Brandon Onkony

Personal information
- Date of birth: 2 December 1997 (age 28)
- Place of birth: Montreux, Switzerland
- Height: 1.90 m (6 ft 3 in)
- Position: Centre-back

Team information
- Current team: Bulle
- Number: 4

Youth career
- La Tour-de-Peilz
- 2013: Lausanne-Sport
- 2014: Montreux-Sports
- 2015: Montreal Impact
- 2017: Toronto FC

Senior career*
- Years: Team / Apps / (Gls)
- 2016: FC Montreal / 7 / (0)
- 2017: Toronto FC III / 4 / (0)
- 2017–2018: Toronto FC II / 29 / (0)
- 2019: Kjellerup / 7 / (0)
- 2019–2020: Hobro / 12 / (0)
- 2020–2022: Helsingør / 4 / (0)
- 2022–2023: Chiasso / 15 / (0)
- 2023: Stade Lausanne Ouchy / 0 / (0)
- 2023: Varesina / 11 / (0)
- 2023–2024: Atletico Castegnato / 18 / (0)
- 2024: Cairese / 15 / (2)
- 2025–: Bulle / 21 / (0)

= Brandon Onkony =

Swiss footballer (born 1997)

Brandon Onkony (born 2 December 1997) is a Swiss professional footballer who plays as a defender for Swiss Promotion League club Bulle.

==Career==

===Youth===
Onkony played for Montreux Sports and Lausanne-Sports, in his native Switzerland as a youth player.

In 2015 he joined Montreal Impact's Academy U18. He played 15 games for 1 goal and helped the team to reach the Playoffs.

===FC Montreal===
On 10 June 2016 FC Montreal announced the signing of Onkony to an Academy contract, although he was promoted to play with the USL professional team He made his debut against FC Cincinnati the following day, appearing as a substitute in the 76th minute.

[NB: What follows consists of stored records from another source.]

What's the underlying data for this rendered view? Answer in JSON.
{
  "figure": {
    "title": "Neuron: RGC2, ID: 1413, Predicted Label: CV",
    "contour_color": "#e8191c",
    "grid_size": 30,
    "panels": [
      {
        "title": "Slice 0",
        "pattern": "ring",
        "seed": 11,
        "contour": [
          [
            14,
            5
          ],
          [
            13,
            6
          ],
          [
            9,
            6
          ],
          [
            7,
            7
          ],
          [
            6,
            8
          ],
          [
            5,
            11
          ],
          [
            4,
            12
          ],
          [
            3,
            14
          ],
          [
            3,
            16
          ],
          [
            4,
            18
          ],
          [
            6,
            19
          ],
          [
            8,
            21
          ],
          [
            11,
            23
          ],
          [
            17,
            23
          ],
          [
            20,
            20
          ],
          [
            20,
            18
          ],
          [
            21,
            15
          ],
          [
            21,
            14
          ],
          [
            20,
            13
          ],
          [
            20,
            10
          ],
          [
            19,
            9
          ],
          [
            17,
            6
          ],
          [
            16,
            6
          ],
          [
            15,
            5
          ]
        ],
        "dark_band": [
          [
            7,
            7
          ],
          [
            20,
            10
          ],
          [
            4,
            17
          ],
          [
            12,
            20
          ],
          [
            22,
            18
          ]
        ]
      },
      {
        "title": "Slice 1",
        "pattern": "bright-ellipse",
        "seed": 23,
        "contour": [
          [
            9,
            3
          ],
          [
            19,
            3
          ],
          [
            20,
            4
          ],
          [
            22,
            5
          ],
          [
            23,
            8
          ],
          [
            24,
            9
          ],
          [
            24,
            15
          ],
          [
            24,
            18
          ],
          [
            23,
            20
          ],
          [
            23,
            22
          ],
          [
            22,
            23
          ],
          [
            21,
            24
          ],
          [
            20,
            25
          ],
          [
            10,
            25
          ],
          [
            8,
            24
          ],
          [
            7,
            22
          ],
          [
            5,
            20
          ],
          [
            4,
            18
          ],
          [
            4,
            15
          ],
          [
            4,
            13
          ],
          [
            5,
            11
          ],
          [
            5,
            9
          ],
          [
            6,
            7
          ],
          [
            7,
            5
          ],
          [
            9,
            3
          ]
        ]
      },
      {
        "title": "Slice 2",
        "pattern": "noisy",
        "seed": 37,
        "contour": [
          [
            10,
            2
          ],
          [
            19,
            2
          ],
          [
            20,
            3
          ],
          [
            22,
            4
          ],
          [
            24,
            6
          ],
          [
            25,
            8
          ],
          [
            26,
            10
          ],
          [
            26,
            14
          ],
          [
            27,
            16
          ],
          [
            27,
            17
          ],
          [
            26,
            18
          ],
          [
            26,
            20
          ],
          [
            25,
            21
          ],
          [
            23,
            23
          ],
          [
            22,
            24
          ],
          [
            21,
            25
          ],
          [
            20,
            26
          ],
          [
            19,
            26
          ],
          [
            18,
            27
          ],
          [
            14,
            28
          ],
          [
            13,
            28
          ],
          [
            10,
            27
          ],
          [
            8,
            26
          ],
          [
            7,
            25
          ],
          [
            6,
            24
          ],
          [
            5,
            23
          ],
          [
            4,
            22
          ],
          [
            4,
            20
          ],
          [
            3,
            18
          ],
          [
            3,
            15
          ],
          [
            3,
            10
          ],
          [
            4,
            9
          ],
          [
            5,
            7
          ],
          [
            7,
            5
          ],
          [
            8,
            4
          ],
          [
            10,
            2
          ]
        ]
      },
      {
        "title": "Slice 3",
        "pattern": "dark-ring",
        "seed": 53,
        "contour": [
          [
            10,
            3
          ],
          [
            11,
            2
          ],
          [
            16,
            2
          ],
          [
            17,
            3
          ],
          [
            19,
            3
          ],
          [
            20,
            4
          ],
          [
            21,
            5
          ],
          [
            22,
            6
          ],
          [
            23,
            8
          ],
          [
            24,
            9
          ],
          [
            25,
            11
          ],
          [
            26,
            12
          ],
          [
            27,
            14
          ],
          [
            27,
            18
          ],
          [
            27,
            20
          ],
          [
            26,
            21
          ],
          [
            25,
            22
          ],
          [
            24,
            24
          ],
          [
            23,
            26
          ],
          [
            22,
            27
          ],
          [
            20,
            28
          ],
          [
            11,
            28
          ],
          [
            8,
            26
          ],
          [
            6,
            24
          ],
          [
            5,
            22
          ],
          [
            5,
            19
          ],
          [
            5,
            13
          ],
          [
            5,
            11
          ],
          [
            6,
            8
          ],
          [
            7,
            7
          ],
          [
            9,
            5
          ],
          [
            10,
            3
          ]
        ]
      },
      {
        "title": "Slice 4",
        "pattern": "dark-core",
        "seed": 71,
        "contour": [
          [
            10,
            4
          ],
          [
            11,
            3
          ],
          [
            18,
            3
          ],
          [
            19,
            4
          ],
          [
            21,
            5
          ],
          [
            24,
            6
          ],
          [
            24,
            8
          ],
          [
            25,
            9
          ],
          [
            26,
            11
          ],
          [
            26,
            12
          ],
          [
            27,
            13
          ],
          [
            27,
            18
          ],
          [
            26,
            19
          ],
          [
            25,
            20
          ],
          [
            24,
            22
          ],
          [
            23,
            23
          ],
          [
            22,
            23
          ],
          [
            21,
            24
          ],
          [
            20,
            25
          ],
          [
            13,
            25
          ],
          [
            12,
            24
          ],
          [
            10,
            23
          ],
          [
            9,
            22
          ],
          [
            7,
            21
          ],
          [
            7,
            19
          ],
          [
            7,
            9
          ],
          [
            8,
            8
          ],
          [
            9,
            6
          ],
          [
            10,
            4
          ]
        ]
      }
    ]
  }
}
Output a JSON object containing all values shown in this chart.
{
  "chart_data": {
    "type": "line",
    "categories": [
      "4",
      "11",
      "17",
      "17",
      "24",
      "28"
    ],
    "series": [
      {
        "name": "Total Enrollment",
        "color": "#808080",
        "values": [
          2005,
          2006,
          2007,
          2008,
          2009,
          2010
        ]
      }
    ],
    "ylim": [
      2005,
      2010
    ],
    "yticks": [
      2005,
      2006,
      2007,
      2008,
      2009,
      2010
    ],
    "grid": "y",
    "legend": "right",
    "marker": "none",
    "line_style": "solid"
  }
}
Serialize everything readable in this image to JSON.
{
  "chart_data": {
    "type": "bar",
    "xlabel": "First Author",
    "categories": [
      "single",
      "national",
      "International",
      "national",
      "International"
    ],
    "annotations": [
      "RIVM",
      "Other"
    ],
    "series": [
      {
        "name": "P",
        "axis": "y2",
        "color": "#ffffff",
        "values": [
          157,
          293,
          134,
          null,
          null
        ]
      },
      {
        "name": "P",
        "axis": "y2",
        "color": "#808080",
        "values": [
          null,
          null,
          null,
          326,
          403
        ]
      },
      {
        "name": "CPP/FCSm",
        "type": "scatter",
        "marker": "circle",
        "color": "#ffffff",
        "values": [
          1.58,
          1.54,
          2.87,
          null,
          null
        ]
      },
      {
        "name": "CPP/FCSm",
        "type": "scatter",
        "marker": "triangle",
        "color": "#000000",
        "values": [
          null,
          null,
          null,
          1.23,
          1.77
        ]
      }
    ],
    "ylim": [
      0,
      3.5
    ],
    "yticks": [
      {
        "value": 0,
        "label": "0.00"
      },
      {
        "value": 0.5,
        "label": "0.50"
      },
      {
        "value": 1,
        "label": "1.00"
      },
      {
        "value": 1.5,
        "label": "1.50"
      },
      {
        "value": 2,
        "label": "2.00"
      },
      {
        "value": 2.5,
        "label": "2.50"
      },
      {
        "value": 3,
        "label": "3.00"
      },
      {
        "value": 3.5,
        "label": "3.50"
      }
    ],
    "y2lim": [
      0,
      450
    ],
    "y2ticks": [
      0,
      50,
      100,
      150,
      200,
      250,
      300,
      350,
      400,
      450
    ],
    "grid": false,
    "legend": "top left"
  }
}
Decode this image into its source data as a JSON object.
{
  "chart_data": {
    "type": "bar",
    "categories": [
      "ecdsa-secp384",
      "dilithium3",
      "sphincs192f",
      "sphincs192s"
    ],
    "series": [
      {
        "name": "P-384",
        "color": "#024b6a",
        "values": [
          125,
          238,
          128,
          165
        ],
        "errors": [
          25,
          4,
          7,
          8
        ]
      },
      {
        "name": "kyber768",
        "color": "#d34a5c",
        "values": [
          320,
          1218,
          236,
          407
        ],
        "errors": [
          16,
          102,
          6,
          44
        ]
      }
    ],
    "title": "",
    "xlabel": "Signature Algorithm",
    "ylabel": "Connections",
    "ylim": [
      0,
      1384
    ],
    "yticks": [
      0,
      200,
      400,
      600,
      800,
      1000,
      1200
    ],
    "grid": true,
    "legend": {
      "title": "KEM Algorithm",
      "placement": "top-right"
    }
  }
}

He made a further 7 appearances for FC Montreal in 2016.

===Toronto FC II===
On 18 April 2017 Toronto FC II announced the signing of Brandon Onkony to a professional contract. He made his debut in the first game of the season against Phoenix Rising, appearing as a substitute in the 70th minute.

Onkony also spent time with Toronto FC III at the beginning of the season making four appearances.

===Hobro IK===
Onkony arrived in Denmark in the winter 2019. He spent time with Hobro IK reserves team where he played 6 games and with Kjellerup IF where he played 7 games.

On 3 June 2019 Hobro IK announced, that Onkony officially had joined the club on a one-year contract. Hobro confirmed in July 2020, that they did not agree on the terms of a new contract and that he would not extend his stay at the club.

===FC Helsingør===
On the 24 August 2020 FC Helsingør announced, that Brandon Onkony had joined the club. He signed a two-year contract with the club. During the two years in Helsingør, Onkony only made seven appearances, before leaving in June 2022, as his contract expired.

===Chiasso===
On 11 August 2022, Onkony signed with Chiasso.